Even as the chorus started to swell in support at Seven Sisters, there were dissenting voices. Those fearing another turn of the same old wheel of misfortune. Never go back, they say.
Look back on the most successful managerial appointments in the Levy era. They are Harry Redknapp and Pochettino, plucked from unfashionable clubs further down the Premier League. Martin Jol did a fine job, too, stepping up unheralded from his role as assistant to Jacques Santini.
Along with Pochettino, Spurs’ best managerial appointments have come with little fanfare in Martin Jol (left) and Harry Redknapp who both took the club to greater levels
All three were fired when Levy thought it was time for something more sophisticated or something more marketable.

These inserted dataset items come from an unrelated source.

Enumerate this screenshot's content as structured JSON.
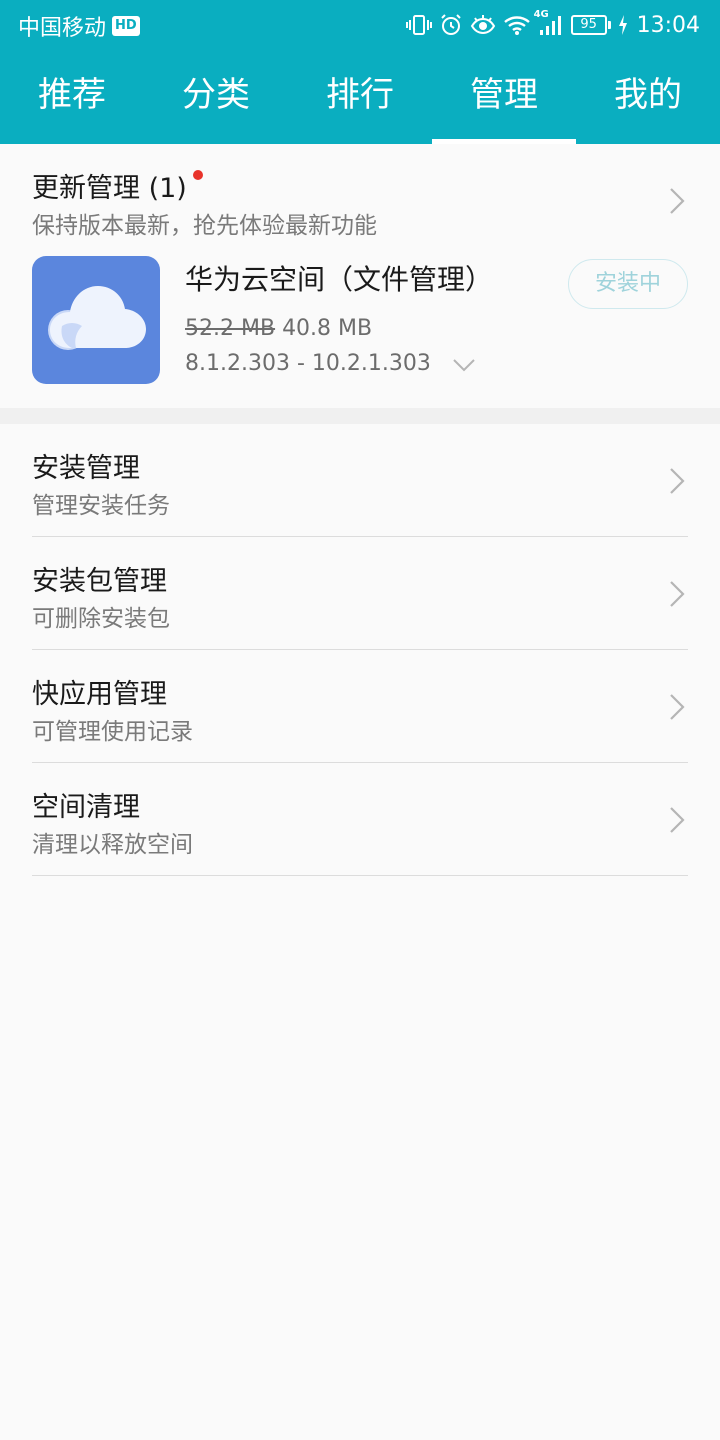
{
  "status_bar": {
    "carrier": "中国移动",
    "hd_badge": "HD",
    "network": "4G",
    "battery": "95",
    "time": "13:04"
  },
  "tabs": [
    {
      "label": "推荐",
      "active": false
    },
    {
      "label": "分类",
      "active": false
    },
    {
      "label": "排行",
      "active": false
    },
    {
      "label": "管理",
      "active": true
    },
    {
      "label": "我的",
      "active": false
    }
  ],
  "update_section": {
    "title": "更新管理",
    "count": "(1)",
    "subtitle": "保持版本最新，抢先体验最新功能",
    "app": {
      "name": "华为云空间（文件管理）",
      "old_size": "52.2 MB",
      "new_size": "40.8 MB",
      "version": "8.1.2.303 - 10.2.1.303",
      "button_label": "安装中",
      "icon": "cloud-icon"
    }
  },
  "menu_items": [
    {
      "title": "安装管理",
      "subtitle": "管理安装任务"
    },
    {
      "title": "安装包管理",
      "subtitle": "可删除安装包"
    },
    {
      "title": "快应用管理",
      "subtitle": "可管理使用记录"
    },
    {
      "title": "空间清理",
      "subtitle": "清理以释放空间"
    }
  ],
  "colors": {
    "accent": "#0aaec0",
    "notification_dot": "#e8332a",
    "app_icon_bg": "#5b86dd"
  }
}
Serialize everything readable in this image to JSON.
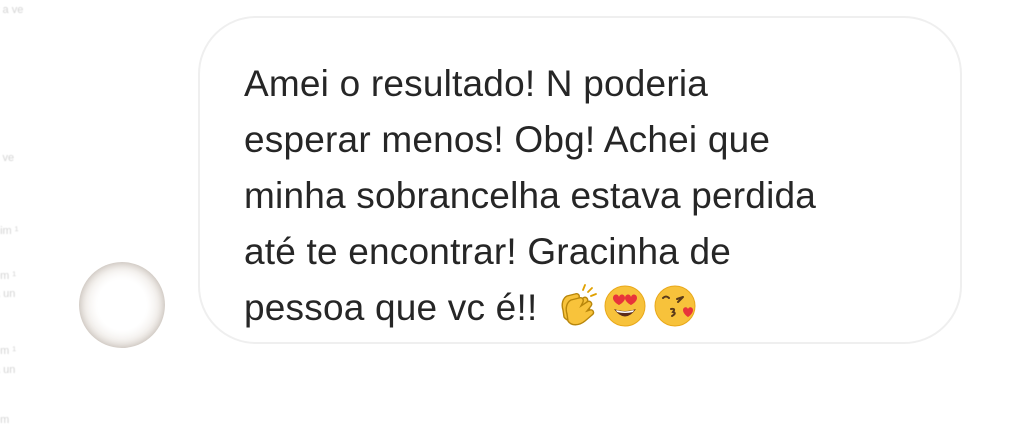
{
  "message": {
    "lines": [
      "Amei o resultado! N poderia",
      "esperar menos! Obg! Achei que",
      "minha sobrancelha estava perdida",
      "até te encontrar! Gracinha de",
      "pessoa que vc é!!"
    ],
    "emojis": [
      "clapping-hands-emoji",
      "heart-eyes-emoji",
      "kissing-heart-emoji"
    ]
  },
  "colors": {
    "text": "#262626",
    "bubble_border": "#efefef",
    "background": "#ffffff"
  }
}
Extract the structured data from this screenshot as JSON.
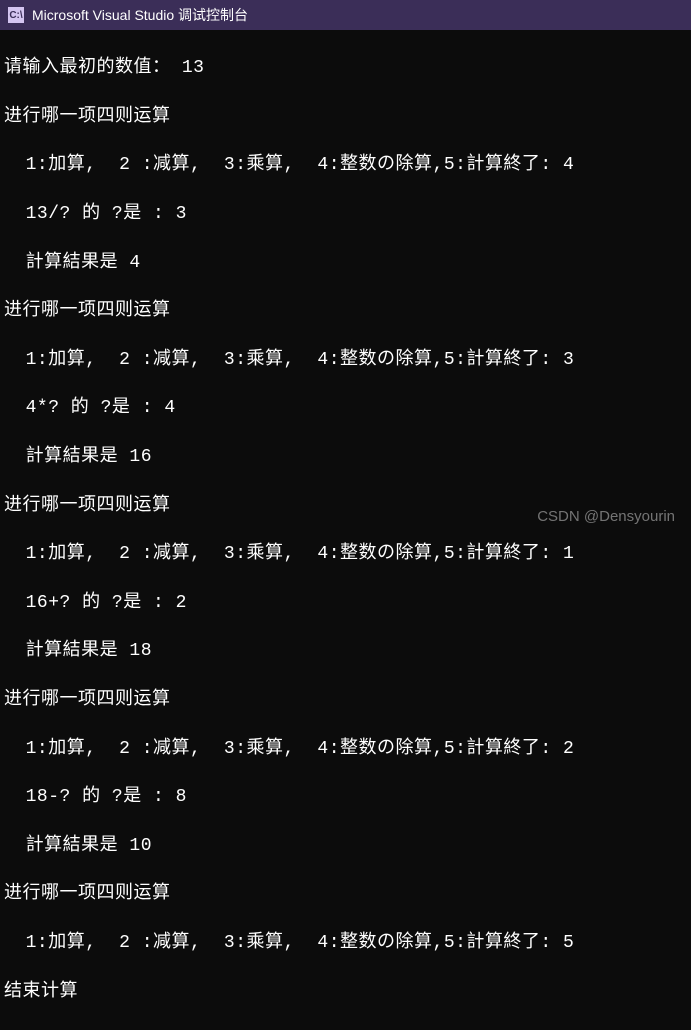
{
  "titlebar": {
    "icon_label": "C:\\",
    "title": "Microsoft Visual Studio 调试控制台"
  },
  "console": {
    "prompt_initial": "请输入最初的数值：",
    "initial_value": "13",
    "menu_header": "进行哪一项四则运算",
    "menu_options": "1:加算,  2 :减算,  3:乘算,  4:整数の除算,5:計算終了:",
    "rounds": [
      {
        "choice": "4",
        "question_prefix": "13/? 的 ?是 :",
        "answer": "3",
        "result_label": "計算結果是",
        "result_value": "4"
      },
      {
        "choice": "3",
        "question_prefix": "4*? 的 ?是 :",
        "answer": "4",
        "result_label": "計算結果是",
        "result_value": "16"
      },
      {
        "choice": "1",
        "question_prefix": "16+? 的 ?是 :",
        "answer": "2",
        "result_label": "計算結果是",
        "result_value": "18"
      },
      {
        "choice": "2",
        "question_prefix": "18-? 的 ?是 :",
        "answer": "8",
        "result_label": "計算結果是",
        "result_value": "10"
      }
    ],
    "final_choice": "5",
    "end_message": "结束计算"
  },
  "watermark": "CSDN @Densyourin"
}
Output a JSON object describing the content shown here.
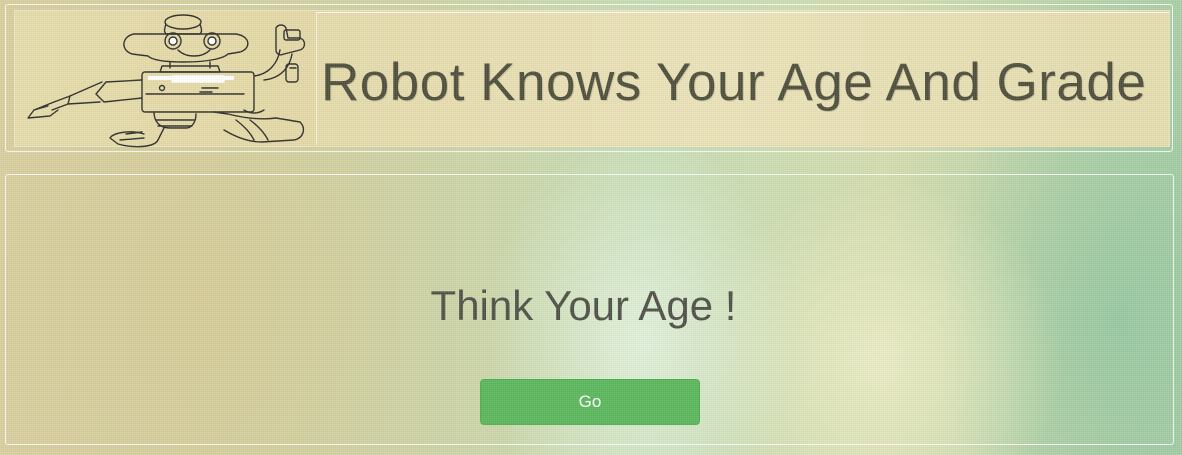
{
  "header": {
    "title": "Robot Knows Your Age And Grade",
    "logo_icon": "robot-icon"
  },
  "main": {
    "prompt": "Think Your Age !",
    "go_button_label": "Go"
  },
  "colors": {
    "button": "#5cb85c",
    "button_text": "#ffffff",
    "title_text": "#4e4e3c",
    "prompt_text": "#4f5147"
  }
}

Someone from the blue-chip circuit of super-coaches to take them to the mythical next level and extend their global appeal.
Jol was ousted for Juande Ramos. Redknapp for Andre Villas-Boas. Pochettino for Mourinho.
Tottenham ought to think about their level instead of the next one. That might be someone like Roberto de Zerbi or Steve Cooper as much as it is Pochettino Returns or Thomas Tuchel, another on the rebound from Chelsea.
Consider those managers who might be excited to develop the squad they will have, rather than those who will agitate for signings they can’t get, and who can tune into a frequency with the recruitment team and the identity of the club. Get that right and the magic might happen.